В трубке полная тишина, и я слышу лишь работающий на заднем фоне кондиционер. И приглушенный писк селектора, которым Шэ’ар вызывает секретаршу.

— С твоим прошлым и психушкой я бы даже не стал пытаться переиграть меня, - наконец, говорит он.

— Проверим?

— Ма’ну? - испуганно шепчет Аврора, но я рукой призываю ее молчать.

Она сглатывает, и паника растекается по ее щекам бледными пятнами.

— Хочешь разговор тет-а-тет? - спокойно спрашивает Шэ’ар. - Чтобы снова показать, что мордобой - вершина твоего развития.

— Да или нет? - повторяю я. Меня больше не взять этим подтруниванием и попыткой вывести из себя. Некоторые приемы никогда не работают дважды. - По-моему, ты просто боишься. Наверняка прямо сейчас от страха сморщиваются чьи-то крохотные яйчишки.

В трубке поселяется долгая, совершенно беззвучная пауза. Уверен, что этот мудак просто прикрыл динамик рукой, чтобы я, не дай боги, не услышал его злость. Отлично. Я хочу его разозлить, хочу расшатать, как лодку, чтобы потом просто утопить одним завершающим пинком. Потому что моя жизнь - лишь препятствие на пути к его цели, которую он пестовал так много лет, что и подсчитывать противно. И я должен знать все. Не придумывать, не фантазировать. Он сам мне скажет, потому что я не оставлю ему выбора.

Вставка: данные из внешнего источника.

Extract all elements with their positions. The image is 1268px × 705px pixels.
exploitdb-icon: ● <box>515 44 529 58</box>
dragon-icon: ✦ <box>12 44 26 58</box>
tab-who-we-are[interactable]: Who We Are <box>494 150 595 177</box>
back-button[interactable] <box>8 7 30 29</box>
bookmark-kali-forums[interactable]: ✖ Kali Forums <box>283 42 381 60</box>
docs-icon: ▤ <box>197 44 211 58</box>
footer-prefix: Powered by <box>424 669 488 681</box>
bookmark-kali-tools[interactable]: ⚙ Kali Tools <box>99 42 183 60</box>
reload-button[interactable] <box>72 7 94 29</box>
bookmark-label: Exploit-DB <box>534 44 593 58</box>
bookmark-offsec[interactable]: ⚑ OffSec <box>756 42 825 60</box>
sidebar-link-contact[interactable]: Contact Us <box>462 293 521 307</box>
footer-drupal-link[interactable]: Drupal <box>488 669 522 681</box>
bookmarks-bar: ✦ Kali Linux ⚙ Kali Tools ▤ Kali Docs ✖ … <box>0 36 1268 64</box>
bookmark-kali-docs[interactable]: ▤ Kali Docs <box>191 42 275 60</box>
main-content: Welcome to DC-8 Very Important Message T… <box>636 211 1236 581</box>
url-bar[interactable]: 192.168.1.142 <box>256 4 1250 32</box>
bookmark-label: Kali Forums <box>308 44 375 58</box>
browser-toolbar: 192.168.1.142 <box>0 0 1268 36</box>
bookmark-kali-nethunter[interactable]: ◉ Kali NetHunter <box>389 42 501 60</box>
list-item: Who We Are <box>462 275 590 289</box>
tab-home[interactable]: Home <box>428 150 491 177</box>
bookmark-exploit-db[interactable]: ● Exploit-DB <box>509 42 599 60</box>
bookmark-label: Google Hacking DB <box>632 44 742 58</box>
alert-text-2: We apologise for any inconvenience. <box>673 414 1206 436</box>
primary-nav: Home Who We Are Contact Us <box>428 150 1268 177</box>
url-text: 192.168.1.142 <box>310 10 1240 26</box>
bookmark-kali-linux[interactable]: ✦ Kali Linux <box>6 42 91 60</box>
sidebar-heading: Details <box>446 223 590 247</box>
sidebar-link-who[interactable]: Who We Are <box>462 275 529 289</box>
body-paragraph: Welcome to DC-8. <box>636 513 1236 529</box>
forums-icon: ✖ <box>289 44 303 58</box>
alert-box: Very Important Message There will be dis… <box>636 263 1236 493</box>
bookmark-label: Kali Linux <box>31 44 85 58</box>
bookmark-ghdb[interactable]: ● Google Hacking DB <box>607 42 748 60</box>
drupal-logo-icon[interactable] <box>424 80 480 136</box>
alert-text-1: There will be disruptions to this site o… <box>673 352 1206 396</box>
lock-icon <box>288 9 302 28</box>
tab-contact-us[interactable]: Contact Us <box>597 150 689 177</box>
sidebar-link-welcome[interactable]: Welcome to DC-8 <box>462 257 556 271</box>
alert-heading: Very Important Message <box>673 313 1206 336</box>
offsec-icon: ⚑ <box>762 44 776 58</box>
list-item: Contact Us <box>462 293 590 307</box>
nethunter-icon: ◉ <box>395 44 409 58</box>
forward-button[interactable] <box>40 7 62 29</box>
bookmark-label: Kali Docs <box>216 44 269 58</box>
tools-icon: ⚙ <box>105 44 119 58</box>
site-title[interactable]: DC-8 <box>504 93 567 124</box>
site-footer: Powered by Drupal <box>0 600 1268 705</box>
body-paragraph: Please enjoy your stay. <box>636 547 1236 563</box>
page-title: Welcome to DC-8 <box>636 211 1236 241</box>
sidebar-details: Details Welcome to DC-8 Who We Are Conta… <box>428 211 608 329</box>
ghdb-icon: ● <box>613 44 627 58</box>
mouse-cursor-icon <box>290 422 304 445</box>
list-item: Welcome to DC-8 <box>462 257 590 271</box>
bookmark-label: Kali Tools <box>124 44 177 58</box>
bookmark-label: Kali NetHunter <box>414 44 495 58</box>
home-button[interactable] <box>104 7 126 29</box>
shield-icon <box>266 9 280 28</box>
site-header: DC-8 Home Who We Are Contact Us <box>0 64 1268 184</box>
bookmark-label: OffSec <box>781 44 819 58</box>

Начинает казаться, что Шэ’ар просто выключил телефон, но я держусь и не проверяю. Не хочу отрывать телефон от уха, чтобы не нарушать цепочку событий. Они идут друг за другом в правильной последовательности, как будто мы с Судьбой, наконец, играем в одной команде и сейчас она дала хороший пас, который я должен поймать и донести до зачетной зоны. Даже если это будет стоить проломленной башки. Нет, даже если это будет стоить жизни - я должен, потому что Красный ворон никогда не роняет мяч.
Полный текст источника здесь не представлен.